Classification of data integrity deficiencies
Data integrity to aid consistency in reporting and classification of data integrity deficiencies.
Deficiencies relating to data integrity failure may have varying impacts on product quality. Prevalence of the failure may also vary between the actions of a single employee to an endemic failure throughout the inspected organization.
Data integrity -the PIC/S guidance on the classification of deficiencies states:
“A critical deficiency is a practice or process that has produced or leads to a significant risk of producing either a product which is harmful to the human or veterinary patient or a product which could result in a harmful residue in a food-producing animal.
A critical deficiency also occurs when it is observed that the manufacturer has engaged in fraud, misrepresentation, or falsification of products or data”.
“critical” classification of deficiencies relating to fraud, misrepresentation, or falsification, it is understood that data integrity deficiencies can also relate to:
- Data integrity failure resulting from bad practice.
- Opportunity for failure (without evidence of actual failure) due to absence of the required data control measures.
It may be appropriate to assign a classification of deficiencies by considering the following points-
Critical deficiency: Impact on the product with actual or potential risk to patient health.
- Product failing to meet Marketing Authorisation specification at release or within shelf life.
- Reporting of a ‘desired’ result rather than an actual out-of-specification result when reporting QC tests, critical product, or process parameters.
- Wide-ranging misrepresentation or falsification of data, with or without the knowledge and assistance of senior management, the extent of which critically undermines the reliability of the Pharmaceutical Quality System and erodes all confidence in the quality and safety of medicines manufactured or handled by the site.
Major deficiency: Impact on the product with no risk to patient health.

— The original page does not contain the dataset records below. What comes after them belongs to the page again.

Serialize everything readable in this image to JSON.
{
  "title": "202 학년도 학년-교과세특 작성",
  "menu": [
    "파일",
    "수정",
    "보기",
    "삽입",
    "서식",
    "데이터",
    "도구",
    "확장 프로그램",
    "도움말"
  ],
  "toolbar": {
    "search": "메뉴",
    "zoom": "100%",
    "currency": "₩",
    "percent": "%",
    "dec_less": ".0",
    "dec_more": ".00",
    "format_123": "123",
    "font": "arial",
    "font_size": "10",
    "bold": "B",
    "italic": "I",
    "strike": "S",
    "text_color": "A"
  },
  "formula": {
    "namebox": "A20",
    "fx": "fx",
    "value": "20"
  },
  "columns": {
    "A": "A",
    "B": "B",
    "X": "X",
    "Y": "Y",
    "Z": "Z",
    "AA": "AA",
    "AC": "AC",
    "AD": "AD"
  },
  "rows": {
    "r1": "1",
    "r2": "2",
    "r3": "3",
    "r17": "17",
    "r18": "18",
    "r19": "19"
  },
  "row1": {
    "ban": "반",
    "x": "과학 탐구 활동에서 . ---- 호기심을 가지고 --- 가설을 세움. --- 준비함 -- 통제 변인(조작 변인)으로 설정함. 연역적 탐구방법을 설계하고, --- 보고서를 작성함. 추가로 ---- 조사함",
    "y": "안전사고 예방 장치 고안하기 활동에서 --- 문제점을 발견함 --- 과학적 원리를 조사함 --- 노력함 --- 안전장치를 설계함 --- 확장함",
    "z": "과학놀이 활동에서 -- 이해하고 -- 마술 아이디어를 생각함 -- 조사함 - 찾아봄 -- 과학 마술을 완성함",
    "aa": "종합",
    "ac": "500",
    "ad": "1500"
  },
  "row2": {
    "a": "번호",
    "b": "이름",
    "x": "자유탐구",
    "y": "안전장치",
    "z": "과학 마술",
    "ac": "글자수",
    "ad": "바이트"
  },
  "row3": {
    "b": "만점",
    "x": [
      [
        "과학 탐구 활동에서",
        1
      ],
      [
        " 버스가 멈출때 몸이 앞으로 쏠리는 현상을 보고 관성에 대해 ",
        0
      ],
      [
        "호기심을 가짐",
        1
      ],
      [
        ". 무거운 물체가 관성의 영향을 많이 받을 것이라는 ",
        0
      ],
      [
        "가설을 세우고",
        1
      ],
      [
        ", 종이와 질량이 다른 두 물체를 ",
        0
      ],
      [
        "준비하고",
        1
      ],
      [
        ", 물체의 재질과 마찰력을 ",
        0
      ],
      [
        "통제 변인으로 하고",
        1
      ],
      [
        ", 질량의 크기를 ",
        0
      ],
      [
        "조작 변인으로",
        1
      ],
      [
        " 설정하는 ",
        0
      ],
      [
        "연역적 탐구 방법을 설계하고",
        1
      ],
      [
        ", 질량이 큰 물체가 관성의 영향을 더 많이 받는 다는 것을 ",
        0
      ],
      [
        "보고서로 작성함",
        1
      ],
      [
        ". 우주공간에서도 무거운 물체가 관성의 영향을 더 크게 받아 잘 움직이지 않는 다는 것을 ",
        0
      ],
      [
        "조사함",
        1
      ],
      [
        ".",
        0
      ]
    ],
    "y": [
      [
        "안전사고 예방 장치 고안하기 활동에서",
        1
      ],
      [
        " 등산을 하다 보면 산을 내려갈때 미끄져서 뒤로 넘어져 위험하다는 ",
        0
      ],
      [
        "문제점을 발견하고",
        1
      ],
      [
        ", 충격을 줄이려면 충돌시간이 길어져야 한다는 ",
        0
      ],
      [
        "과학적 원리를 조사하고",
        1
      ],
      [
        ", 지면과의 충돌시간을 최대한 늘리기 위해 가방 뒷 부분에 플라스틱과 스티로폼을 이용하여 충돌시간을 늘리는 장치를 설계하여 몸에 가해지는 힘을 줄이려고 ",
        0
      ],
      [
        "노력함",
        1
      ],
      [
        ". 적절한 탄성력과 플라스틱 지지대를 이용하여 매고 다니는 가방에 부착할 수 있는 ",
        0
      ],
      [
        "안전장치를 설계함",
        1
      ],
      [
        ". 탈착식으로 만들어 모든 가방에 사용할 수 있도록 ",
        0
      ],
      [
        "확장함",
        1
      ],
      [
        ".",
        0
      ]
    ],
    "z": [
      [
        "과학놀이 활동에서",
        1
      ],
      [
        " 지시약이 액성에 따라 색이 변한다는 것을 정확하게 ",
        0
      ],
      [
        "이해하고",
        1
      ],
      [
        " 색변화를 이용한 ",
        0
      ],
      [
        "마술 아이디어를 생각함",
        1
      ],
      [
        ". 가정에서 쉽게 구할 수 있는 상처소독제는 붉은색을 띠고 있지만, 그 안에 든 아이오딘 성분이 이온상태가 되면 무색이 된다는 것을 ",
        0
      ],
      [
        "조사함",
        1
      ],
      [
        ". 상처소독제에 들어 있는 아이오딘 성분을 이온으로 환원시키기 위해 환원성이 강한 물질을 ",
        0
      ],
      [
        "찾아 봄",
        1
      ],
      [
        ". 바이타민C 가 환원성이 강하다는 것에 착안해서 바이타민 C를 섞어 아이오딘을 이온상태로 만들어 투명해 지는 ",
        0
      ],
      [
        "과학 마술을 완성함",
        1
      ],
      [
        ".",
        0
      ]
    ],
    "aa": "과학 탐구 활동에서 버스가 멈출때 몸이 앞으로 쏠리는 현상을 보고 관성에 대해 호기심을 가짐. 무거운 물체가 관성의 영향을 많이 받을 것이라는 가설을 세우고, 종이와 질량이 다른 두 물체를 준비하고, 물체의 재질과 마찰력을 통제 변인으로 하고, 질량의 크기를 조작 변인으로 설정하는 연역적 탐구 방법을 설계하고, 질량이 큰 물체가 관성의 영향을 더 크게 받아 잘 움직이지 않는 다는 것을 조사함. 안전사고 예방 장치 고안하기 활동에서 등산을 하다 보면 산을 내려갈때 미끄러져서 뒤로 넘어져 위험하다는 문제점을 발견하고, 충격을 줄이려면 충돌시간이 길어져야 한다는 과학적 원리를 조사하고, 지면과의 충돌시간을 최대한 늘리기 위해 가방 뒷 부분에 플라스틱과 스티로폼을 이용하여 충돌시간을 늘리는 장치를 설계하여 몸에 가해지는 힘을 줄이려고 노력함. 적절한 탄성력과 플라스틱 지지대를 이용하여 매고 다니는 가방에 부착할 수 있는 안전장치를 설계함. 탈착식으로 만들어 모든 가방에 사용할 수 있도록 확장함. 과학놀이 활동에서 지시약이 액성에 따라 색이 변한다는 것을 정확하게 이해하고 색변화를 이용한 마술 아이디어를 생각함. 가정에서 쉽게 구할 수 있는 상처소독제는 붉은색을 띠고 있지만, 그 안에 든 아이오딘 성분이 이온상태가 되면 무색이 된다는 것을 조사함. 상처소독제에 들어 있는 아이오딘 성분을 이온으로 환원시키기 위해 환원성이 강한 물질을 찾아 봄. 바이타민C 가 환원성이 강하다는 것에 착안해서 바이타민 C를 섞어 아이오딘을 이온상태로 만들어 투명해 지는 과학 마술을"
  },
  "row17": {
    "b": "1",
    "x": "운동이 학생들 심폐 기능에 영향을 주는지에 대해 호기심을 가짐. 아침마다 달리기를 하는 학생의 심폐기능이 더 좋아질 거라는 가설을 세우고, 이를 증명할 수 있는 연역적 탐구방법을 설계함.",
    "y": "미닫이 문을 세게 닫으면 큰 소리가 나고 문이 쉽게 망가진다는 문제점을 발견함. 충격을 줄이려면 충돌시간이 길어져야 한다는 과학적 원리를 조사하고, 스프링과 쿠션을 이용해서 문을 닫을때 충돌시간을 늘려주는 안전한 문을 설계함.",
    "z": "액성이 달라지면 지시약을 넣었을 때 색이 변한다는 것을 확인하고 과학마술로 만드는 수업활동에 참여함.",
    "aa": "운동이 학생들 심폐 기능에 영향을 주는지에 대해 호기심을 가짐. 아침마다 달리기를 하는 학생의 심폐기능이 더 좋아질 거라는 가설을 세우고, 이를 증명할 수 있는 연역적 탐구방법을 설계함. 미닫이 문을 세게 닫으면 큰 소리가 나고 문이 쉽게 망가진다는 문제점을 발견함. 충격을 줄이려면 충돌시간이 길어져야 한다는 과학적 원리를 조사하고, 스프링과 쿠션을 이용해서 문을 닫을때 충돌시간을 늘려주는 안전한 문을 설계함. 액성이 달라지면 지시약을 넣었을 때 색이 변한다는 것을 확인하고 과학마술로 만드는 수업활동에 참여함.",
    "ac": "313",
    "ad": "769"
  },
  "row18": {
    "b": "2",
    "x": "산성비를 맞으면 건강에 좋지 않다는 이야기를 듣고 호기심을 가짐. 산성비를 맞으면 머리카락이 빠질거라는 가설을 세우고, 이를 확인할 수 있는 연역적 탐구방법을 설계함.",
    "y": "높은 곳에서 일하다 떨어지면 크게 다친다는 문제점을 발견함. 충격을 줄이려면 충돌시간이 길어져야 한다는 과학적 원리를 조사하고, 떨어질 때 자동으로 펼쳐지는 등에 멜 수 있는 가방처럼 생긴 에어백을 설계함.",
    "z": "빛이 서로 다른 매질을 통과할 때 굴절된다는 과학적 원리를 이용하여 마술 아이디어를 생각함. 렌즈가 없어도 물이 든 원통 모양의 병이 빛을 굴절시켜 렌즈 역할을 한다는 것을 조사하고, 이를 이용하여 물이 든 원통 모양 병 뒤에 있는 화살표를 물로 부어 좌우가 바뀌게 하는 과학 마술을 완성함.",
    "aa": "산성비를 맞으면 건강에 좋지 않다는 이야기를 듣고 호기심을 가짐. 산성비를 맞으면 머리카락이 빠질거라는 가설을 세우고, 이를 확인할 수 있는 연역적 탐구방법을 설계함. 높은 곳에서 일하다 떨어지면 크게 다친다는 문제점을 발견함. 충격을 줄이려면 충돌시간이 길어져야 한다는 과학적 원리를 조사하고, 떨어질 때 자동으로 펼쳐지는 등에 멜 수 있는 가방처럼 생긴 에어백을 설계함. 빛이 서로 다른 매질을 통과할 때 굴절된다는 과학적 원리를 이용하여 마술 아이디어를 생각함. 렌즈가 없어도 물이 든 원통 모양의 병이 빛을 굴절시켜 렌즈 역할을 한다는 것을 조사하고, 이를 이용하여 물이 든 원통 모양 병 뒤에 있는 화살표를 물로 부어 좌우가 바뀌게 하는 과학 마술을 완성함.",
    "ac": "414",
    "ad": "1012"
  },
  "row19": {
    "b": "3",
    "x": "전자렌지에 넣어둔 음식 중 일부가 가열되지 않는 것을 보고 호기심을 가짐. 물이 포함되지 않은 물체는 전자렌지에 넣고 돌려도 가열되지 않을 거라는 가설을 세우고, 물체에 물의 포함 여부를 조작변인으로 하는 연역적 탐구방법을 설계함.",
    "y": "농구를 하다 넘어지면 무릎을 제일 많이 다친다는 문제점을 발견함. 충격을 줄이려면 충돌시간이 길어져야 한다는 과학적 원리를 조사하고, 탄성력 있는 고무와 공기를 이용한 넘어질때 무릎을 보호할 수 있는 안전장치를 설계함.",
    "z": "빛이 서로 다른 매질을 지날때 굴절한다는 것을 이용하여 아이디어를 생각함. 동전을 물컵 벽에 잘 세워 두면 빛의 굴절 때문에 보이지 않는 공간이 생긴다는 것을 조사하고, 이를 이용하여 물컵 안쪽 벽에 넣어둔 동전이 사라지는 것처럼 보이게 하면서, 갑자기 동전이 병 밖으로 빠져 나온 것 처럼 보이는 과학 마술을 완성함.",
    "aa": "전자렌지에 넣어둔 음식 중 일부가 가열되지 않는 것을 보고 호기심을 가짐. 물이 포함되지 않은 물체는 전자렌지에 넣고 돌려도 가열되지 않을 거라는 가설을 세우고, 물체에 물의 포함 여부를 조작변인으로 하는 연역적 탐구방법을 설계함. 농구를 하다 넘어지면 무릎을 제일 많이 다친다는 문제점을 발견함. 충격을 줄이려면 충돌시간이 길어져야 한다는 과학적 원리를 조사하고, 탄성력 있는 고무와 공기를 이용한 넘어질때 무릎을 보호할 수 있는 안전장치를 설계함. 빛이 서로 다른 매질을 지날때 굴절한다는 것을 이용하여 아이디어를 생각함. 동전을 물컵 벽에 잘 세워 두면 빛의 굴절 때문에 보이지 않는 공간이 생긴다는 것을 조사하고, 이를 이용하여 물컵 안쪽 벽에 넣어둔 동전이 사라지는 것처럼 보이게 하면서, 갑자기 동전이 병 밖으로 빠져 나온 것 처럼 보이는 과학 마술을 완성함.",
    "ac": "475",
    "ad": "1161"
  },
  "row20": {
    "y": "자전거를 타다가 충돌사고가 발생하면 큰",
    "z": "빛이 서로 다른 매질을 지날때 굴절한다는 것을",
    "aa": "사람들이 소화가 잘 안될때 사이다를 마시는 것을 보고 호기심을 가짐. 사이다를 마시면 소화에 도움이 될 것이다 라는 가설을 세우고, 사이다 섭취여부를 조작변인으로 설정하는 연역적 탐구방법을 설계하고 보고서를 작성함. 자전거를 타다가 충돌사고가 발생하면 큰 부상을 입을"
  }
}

- Data being misreported, e.g. original results ‘in specification’, but altered to give a more favorable trend.
- Reporting of a ‘desired’ result rather than an actual out-of-specification result when reporting data that does not relate to QC tests, critical product, or process parameters.
- Failures arising from poorly designed data capture systems (e.g. using scraps of paper to record info for later transcription).
Major deficiency: No impact on the product; evidence of moderate failure.
Bad practices and poorly designed systems may result in opportunities for data integrity issues or loss of traceability across a limited number of functional areas (QA, production, QC, etc.). Each in its own right has no direct impact on product quality.
Other deficiency: No impact on product limited evidence of failure.
- Bad practices or poorly designed systems result in opportunities for data integrity issues or loss of traceability in a discrete area.
- Limited failure in an otherwise acceptable system, e.g. manipulation of non-critical data by an individual.
It is important to build an overall picture of the adequacy of the key elements to make a robust assessment as to whether there is a company-wide failure or a deficiency of limited scope/ impact.
Key elements
- Data governance process.
- Design of systems to facilitate compliant data recording
- Use and verification of audit trails and
- IT user access etc.
Individual circumstances (exacerbating/mitigating factors) may also affect the final classification or regulatory action.
Indicators of improvement
An on-site inspection is recommended to verify the effectiveness of actions taken to address serious data integrity issues. Alternative approaches to verify effective remediation may be considered by risk management principles. Some indicators of improvement are:
- Evidence of a thorough and open evaluation of the identified issue and timely implementation of effective corrective and preventive actions, including appropriate implementation of corrective and preventive actions at an organizational level.
- Evidence of open communication of issues with clients and other regulators. Transparent communication should be maintained throughout the investigation and remediation stages. Regulators should be aware that further data integrity failures may be reported as a result of the detailed investigation. Any additional reaction to these notifications should be proportionate to public health risks, to encourage continued reporting;
- Evidence of communication of data integrity expectations across the organization, incorporating and encouraging processes for open reporting of potential issues and opportunities for improvement;
- The regulated user should ensure that an appropriate evaluation of the vulnerability of electronic systems to data manipulation takes place to ensure that follow-up actions have fully resolved all the violations. For this evaluation, the services of a qualified third-party consultant with relevant expertise may be required;
- Implementation of data integrity policies in line with the principles of this guide;
- Implementation of routine data verification practices.